UK rocket test for 1,000mph car
- Published
The first full test firing of the rocket that will power a British car to over 1,000mph (1,610km/h) will take place in the coming months.
Producing 122kN (27,000lbf) of thrust, the hybrid Falcon motor will be the largest rocket to be ignited in the UK for 20 years.
It will not be the only power unit in the Bloodhound vehicle when it tries to break the land speed record next year.
There will also be a jet from a fighter plane and the engine from an F1 car.
The team behind the project believes this trio of power units could secure the absolute land speed record for Britain for many years to come.
"We are creating the ultimate car; we're going where no-one has gone before," said Richard Noble, the Bloodhound project director.
Several locations are being considered for the rocket test.
They include places with historic connections to the land speed record - places such as Pendine in West Wales where several records were set in the 1920s, and at Shoeburyness in eastern England where the engines for the current record holder, the Thrust SSC vehicle, were tested. Both these locations have military evaluation centres.
Bloodhound's 45cm-wide, 3.6m-long (18in by 12ft) rocket will be British designed and built.

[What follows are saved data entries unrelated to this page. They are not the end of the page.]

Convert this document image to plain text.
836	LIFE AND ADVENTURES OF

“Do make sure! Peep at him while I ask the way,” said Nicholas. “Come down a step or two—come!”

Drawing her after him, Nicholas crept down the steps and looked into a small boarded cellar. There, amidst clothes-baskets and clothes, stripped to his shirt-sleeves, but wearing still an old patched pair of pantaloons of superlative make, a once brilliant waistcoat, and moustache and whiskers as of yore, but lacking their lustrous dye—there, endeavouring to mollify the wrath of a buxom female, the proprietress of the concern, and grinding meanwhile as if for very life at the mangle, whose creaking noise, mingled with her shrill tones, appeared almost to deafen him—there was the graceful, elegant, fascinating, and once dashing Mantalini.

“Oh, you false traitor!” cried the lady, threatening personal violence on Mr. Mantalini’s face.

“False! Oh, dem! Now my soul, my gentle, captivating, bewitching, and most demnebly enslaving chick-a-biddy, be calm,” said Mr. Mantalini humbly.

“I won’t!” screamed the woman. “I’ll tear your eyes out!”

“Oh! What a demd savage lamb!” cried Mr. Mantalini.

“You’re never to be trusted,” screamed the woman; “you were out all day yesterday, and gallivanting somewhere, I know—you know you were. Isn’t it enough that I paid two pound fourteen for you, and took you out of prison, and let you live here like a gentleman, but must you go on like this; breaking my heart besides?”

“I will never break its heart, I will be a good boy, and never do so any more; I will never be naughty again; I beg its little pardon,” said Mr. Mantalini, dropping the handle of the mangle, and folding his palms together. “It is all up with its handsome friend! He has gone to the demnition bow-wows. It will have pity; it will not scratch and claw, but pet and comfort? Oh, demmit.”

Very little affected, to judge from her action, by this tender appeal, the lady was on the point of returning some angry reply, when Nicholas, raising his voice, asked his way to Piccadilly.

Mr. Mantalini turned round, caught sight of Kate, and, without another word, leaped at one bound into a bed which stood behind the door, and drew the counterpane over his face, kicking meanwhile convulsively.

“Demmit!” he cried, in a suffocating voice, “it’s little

It will burn a mixture of solid propellant (HTPB, or hydroxyl-terminated polybutadiene) and liquid oxidiser (high-test peroxide, HTP) for 20 seconds.

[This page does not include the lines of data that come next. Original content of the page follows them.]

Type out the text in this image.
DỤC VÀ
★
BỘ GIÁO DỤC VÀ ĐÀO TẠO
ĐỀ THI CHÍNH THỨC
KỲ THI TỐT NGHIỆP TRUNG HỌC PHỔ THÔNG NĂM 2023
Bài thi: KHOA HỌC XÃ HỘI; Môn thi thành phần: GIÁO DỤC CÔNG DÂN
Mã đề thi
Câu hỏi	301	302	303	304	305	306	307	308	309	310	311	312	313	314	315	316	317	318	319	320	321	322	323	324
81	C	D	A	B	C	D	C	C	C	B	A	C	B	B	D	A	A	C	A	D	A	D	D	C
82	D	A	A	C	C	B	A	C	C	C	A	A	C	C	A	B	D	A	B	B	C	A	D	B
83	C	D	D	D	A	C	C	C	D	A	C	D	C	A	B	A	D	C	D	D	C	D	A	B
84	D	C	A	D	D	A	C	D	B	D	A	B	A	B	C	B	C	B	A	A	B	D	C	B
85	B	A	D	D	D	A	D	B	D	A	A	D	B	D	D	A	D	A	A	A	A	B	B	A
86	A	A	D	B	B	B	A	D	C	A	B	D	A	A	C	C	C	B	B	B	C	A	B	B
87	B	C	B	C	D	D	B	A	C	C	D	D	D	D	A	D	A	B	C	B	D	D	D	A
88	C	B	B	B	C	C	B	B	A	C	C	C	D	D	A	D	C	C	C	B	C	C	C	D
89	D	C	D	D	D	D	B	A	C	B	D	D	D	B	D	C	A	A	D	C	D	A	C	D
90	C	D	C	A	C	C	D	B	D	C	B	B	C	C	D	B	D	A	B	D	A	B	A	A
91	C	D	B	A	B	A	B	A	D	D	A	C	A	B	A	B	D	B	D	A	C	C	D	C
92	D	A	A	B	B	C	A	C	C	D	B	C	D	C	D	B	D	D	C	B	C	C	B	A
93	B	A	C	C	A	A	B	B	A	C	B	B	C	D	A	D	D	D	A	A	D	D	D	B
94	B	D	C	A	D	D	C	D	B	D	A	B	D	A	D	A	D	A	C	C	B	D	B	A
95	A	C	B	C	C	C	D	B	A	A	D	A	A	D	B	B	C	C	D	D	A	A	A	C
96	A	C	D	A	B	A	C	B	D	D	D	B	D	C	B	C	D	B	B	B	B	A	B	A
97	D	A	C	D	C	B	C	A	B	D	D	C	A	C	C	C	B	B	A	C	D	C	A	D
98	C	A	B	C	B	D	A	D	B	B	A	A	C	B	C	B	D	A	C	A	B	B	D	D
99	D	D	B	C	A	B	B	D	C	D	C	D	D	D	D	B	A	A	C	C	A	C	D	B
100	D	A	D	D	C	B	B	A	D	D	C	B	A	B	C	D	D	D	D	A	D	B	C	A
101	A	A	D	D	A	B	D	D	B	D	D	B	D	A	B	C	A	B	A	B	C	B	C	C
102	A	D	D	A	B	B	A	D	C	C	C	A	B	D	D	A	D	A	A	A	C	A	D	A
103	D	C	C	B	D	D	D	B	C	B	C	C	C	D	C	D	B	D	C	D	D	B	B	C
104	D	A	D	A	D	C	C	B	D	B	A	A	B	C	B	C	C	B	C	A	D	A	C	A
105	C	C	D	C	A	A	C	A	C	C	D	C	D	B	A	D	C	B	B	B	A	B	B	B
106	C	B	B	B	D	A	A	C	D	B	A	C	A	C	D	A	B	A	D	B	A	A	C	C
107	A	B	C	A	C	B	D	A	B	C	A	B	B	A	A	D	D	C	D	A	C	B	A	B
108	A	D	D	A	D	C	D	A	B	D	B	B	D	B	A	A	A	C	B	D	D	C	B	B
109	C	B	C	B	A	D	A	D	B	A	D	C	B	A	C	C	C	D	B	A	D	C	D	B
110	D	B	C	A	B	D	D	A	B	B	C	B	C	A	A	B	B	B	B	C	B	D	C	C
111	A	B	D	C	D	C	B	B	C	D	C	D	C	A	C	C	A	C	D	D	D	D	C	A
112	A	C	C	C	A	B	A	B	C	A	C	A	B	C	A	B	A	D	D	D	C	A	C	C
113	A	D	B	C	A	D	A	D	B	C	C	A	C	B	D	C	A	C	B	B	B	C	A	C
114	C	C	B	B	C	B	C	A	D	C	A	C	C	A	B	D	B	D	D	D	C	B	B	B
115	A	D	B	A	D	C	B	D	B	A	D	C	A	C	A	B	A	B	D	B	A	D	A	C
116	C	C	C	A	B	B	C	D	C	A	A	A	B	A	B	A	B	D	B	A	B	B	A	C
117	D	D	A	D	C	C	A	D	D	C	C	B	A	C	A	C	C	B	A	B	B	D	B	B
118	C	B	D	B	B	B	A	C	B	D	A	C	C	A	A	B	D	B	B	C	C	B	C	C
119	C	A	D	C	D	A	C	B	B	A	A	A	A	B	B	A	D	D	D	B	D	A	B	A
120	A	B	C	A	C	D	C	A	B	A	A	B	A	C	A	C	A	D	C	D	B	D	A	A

To put its peak thrust of 122kN in context, it is equivalent to the combined horsepower of about 645 family saloon cars.
Added to the 90kN of thrust coming from the EJ200 Eurofighter-Typhoon jet, Bloodhound should have sufficient energy to put itself 8km away from a standing start in just 100 seconds.
The rocket is being developed by the Falcon Project Ltd, a specialist rocketry company based in Manchester and led by 27-year-old self-trained rocketeer Daniel Jubb.
"We've done 10 firings to date of our six-inch model - that was in the Mojave Desert in California," explained Mr Jubb.
"We've also done one on the 18-inch Bloodhound model, but it was pressure-fed; it wasn't done using our new pump and that's the point about this upcoming test."
The Falcon will need almost a tonne of HTP pushed through it, which is the job of the F1 engine.
Cosworth, which manufactures power units for several cars on the F1 grid, are making one of their CA2010 engines available just to drive the Falcon's oxidiser pump.
Engineers at Cosworth will have to meet several new challenges to make the CA2010 work in Bloodhound. For one thing, it is sitting back-to-front compared with its usual mounting in an F1 vehicle, and this means its oil lubricant will move about the engine in a different way.
This will need to be managed carefully if the engine is to run efficiently. The design team also has to figure out how to let the engine "breathe" when it is sitting in a car moving at 1,000mph.
"To the best of my knowledge there isn't a piston engine operating anywhere that's in a vehicle that's running at supersonic speed," said Cosworth chief executive Tim Routsis.
"It means the way you actually connect the engine to the outside world needs an awful lot of thought because if we were to feed it a supersonic airflow we would give it a fairly epic amount of boost and it would be very powerful for an extremely short period of time.
"In areas like this, we are moving into the unknown."
The production of the Bloodhound car's body formally began last month. The vehicle should be finished and ready to begin "low speed" trials on a UK runway in the first half of next year before being shipped to Hakskeen Pan in the Northern Cape for high-speed runs in late 2012 or 2013.
The Bloodhound venture was conceived not just as another record bid but as a project that could inspire children to engage in STEM (Science, Technology, Engineering and Maths) subjects.
Some one and a half million children in more than 4,000 British schools are now involved in the Bloodhound Education Programme, external.
Many more around the globe have access to online teaching resources via IT partner Intel Corporation's "Skoool" initiative.
"When Richard first talked to me about Bloodhound I got very engaged, very quickly, because I saw it as a wonderful platform through which we can introduce the young boys and girls to the sort of world that we work in," said Mr Routsis.
"We can show them that STEM subjects are not just boring things you do in a classroom, but they can actually lead to an extremely interesting set of challenges that you can address in a very fulfilling life."